Reforms to the UK's National Health Service announced Monday would shift decision-making to general practitioners, let some hospitals become not-for-profits and give patients more control over their health care, but could also cost tens of thousands of jobs, according to reports.

A white paper presented to the British Parliament, "Equity and Excellence: Liberating the NHS," outlined a streamlined future for the NHS, with a greatly reduced bureaucracy, giving patients more hands-on control of their health care in what are seen by some as "pro-market" reforms.

"With this White Paper we are shifting power decisively towards patients and clinicians," Secretary of State for Health Andrew Lansley told Parliament.

The change also calls for the abolition of doctor-managing organizations, which could result in as many as 30,000 managers and administrators getting sacked, the British paper Guardian writes. The plans call for abolishing 10 health authorities by 2012 and 150 primary care trusts by 2013, the paper said.

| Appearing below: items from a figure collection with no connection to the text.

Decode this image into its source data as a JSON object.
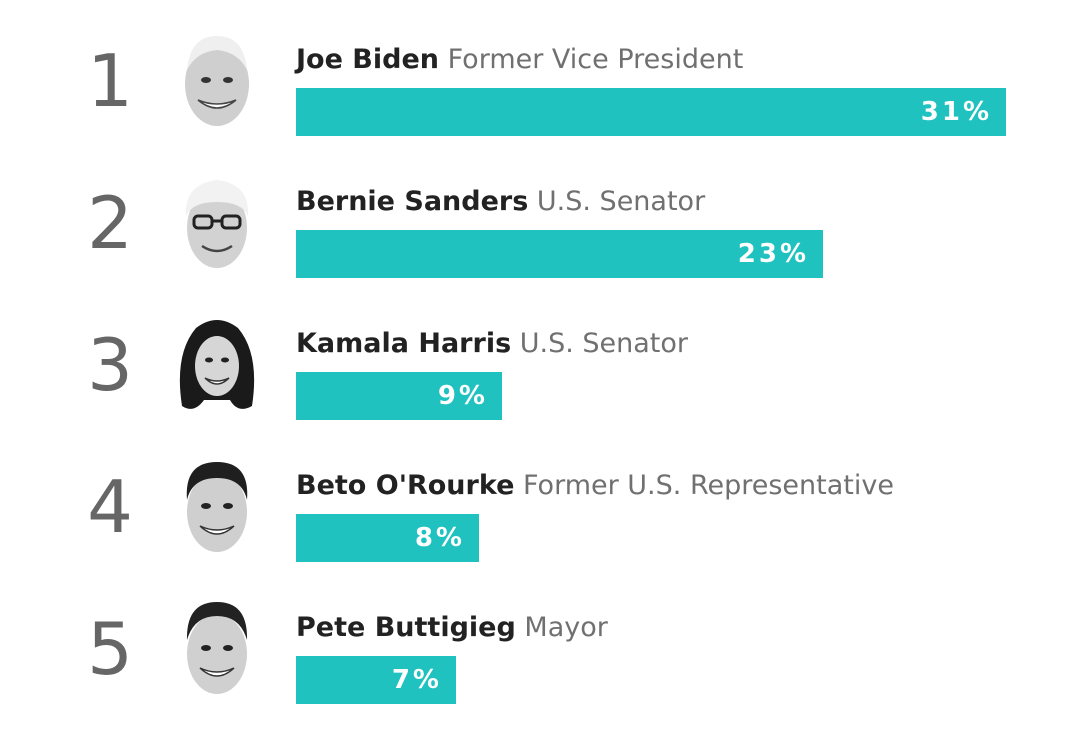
{
  "chart_data": {
    "type": "bar",
    "orientation": "horizontal",
    "categories": [
      "Joe Biden",
      "Bernie Sanders",
      "Kamala Harris",
      "Beto O'Rourke",
      "Pete Buttigieg"
    ],
    "values": [
      31,
      23,
      9,
      8,
      7
    ],
    "value_labels": [
      "31%",
      "23%",
      "9%",
      "8%",
      "7%"
    ],
    "bar_color": "#20c2bf",
    "xlim": [
      0,
      31
    ]
  },
  "candidates": [
    {
      "rank": "1",
      "name": "Joe Biden",
      "role": "Former Vice President",
      "pct": "31%",
      "portrait": "joe-biden-portrait"
    },
    {
      "rank": "2",
      "name": "Bernie Sanders",
      "role": "U.S. Senator",
      "pct": "23%",
      "portrait": "bernie-sanders-portrait"
    },
    {
      "rank": "3",
      "name": "Kamala Harris",
      "role": "U.S. Senator",
      "pct": "9%",
      "portrait": "kamala-harris-portrait"
    },
    {
      "rank": "4",
      "name": "Beto O'Rourke",
      "role": "Former U.S. Representative",
      "pct": "8%",
      "portrait": "beto-orourke-portrait"
    },
    {
      "rank": "5",
      "name": "Pete Buttigieg",
      "role": "Mayor",
      "pct": "7%",
      "portrait": "pete-buttigieg-portrait"
    }
  ],
  "colors": {
    "bar": "#20c2bf",
    "rank": "#666666",
    "name": "#222222",
    "role": "#707070"
  }
}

Through the reforms, the NHS would reduce its management budget by 45 percent, with the savings reinvested in patient care, Langley said.

"The dismantling of this bureaucracy will help the NHS realize up to 20 billion pounds of efficiency savings by 2014," he said.

SHIFT TO FAMILY DOCTORS

At the heart of the reforms is shifting decision-making on patient treatment from primary care trusts to general practitioners, who would be forced to join one of around 500 consortia by 2013. These consortia would handle around 80 billion pounds of NHS money, with the doctors helping patients shop around for treatment at hospitals.

"Doctors are ideally placed to help determine the health needs of their local population," Dr. Hamish Meldrum, chairman of the British Medical Association's council, said in a statement. "They will wish to see how the proposed changes allow them to work collaboratively, and in partnership with their patients, to facilitate improvements in the care pathway and to see unnecessary barriers and bureaucracy removed."